Dopamine is the neurotransmitter released to drive us to action and want to do something.  It’s fundamental to our survival to ensure we eat, learn, have fun and reproduce.  We feel good when we elevate our dopamine levels.  We become focused and driven to take action. 

In recent times, we have created a range of novel ways to continually keep dopamine elevated, with endless social media, caffeine, drugs, porn, YouTube, Netflix and engineered hyperpalatable kryptonite foods

But regardless of how many dopamine-inducing things you add, your body continually works to find balance.  Your hypothalamus cannot continue to secrete infinite amounts of dopamine. 

Eventually, the things that brought you pleasure will no longer bring you as much pleasure, and you will find pain and discontent in new areas of your life that were once fine.  This is because you have moved your dopamine (or hedonic) set point. 

Ironically, the more we pursue pleasure, the more we feel pain.  But the more we pursue pain and do the hard things, the more pleasure we feel. 

Dopamine also drives us to seek our food.  Again, this is fundamentally a good thing.  Without dopamine, we would starve and forget to reproduce. 

Because your body needs it, food with energy from fat and carbs stimulates dopamine.  But our modern food system has designed foods that combine fat and carbs in a way that stimulates more dopamine than any food in nature ever did before, so we eat more of these foods. 

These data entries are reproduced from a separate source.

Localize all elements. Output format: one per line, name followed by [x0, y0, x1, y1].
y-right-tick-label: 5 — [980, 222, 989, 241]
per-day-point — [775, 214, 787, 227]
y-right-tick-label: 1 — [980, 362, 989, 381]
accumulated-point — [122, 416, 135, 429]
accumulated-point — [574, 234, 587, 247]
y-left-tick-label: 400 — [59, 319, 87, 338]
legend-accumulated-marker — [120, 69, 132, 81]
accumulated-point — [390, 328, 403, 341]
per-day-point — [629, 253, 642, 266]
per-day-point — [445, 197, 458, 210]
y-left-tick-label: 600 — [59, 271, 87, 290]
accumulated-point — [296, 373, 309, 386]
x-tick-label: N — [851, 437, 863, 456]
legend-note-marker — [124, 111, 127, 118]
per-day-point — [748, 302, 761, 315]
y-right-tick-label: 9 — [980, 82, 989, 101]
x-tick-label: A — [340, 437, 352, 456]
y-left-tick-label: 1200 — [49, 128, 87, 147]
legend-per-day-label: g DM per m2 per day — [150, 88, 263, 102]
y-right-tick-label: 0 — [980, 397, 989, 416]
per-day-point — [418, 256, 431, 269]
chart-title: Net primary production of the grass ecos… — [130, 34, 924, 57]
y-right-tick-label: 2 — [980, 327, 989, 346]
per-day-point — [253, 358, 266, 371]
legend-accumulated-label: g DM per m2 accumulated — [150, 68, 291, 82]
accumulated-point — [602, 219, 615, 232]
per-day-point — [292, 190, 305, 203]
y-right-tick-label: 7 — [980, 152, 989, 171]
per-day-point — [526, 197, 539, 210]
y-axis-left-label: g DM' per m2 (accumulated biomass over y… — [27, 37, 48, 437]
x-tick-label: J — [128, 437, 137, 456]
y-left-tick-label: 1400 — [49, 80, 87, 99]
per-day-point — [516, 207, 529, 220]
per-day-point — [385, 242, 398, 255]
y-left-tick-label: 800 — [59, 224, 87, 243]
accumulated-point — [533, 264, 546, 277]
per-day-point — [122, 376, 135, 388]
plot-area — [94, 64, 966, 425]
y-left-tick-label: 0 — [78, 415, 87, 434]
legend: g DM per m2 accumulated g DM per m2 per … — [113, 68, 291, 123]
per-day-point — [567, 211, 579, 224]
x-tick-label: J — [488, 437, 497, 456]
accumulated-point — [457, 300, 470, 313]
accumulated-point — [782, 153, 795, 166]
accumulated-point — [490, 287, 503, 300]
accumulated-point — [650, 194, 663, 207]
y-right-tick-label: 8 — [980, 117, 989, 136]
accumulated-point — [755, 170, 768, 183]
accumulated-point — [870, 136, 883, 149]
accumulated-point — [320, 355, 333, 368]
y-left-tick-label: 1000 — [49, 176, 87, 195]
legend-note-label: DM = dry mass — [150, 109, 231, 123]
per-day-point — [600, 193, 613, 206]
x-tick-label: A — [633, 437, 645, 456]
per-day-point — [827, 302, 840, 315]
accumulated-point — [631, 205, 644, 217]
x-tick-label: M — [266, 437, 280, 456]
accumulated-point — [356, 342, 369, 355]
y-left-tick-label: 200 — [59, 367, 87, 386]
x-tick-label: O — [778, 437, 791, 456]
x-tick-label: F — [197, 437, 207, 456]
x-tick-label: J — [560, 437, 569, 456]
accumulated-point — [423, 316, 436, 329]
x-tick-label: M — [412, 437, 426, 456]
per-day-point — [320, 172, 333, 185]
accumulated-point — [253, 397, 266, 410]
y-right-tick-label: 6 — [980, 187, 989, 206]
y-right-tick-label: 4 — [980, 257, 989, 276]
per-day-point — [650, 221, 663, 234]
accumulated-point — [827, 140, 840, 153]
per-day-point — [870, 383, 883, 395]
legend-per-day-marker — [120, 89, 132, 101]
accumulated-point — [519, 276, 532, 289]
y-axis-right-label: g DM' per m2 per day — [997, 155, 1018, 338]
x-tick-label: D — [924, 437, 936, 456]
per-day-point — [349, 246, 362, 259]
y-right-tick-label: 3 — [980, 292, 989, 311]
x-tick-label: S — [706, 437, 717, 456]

We can also use these ‘comfort foods’ to elevate dopamine to alleviate sadness and low dopamine created in other areas of our lives.  We sometimes need to work on those areas rather than turning to food for comfort.  Or perhaps we’re so overstimulated by everything that nothing stimulates us, including quality food?

Data-Driven Fasting leverages the power of dopamine in our lives by gamifying the fasting process.  You get a positive dopamine hit when you see a healthy number on your glucose meter and a reaffirming message from the Data-Driven Fasting app

You can become motivated to improve the numbers that will fundamentally improve your health.  But by delaying your meal just a little, you are resetting your dopamine levels and re-sensitising your dopamine receptors rather than always treating your dopamine deficit with food. 

When you eat all the time mindlessly, food stops tasting as good.  But once you learn to wait until you need to eat, you will learn to enjoy your food, especially the food that is good for you because it contains the nutrients you require to thrive. You will no longer need to consume foods designed to overdrive dopamine, and you will be empowered to stop when you’ve had enough.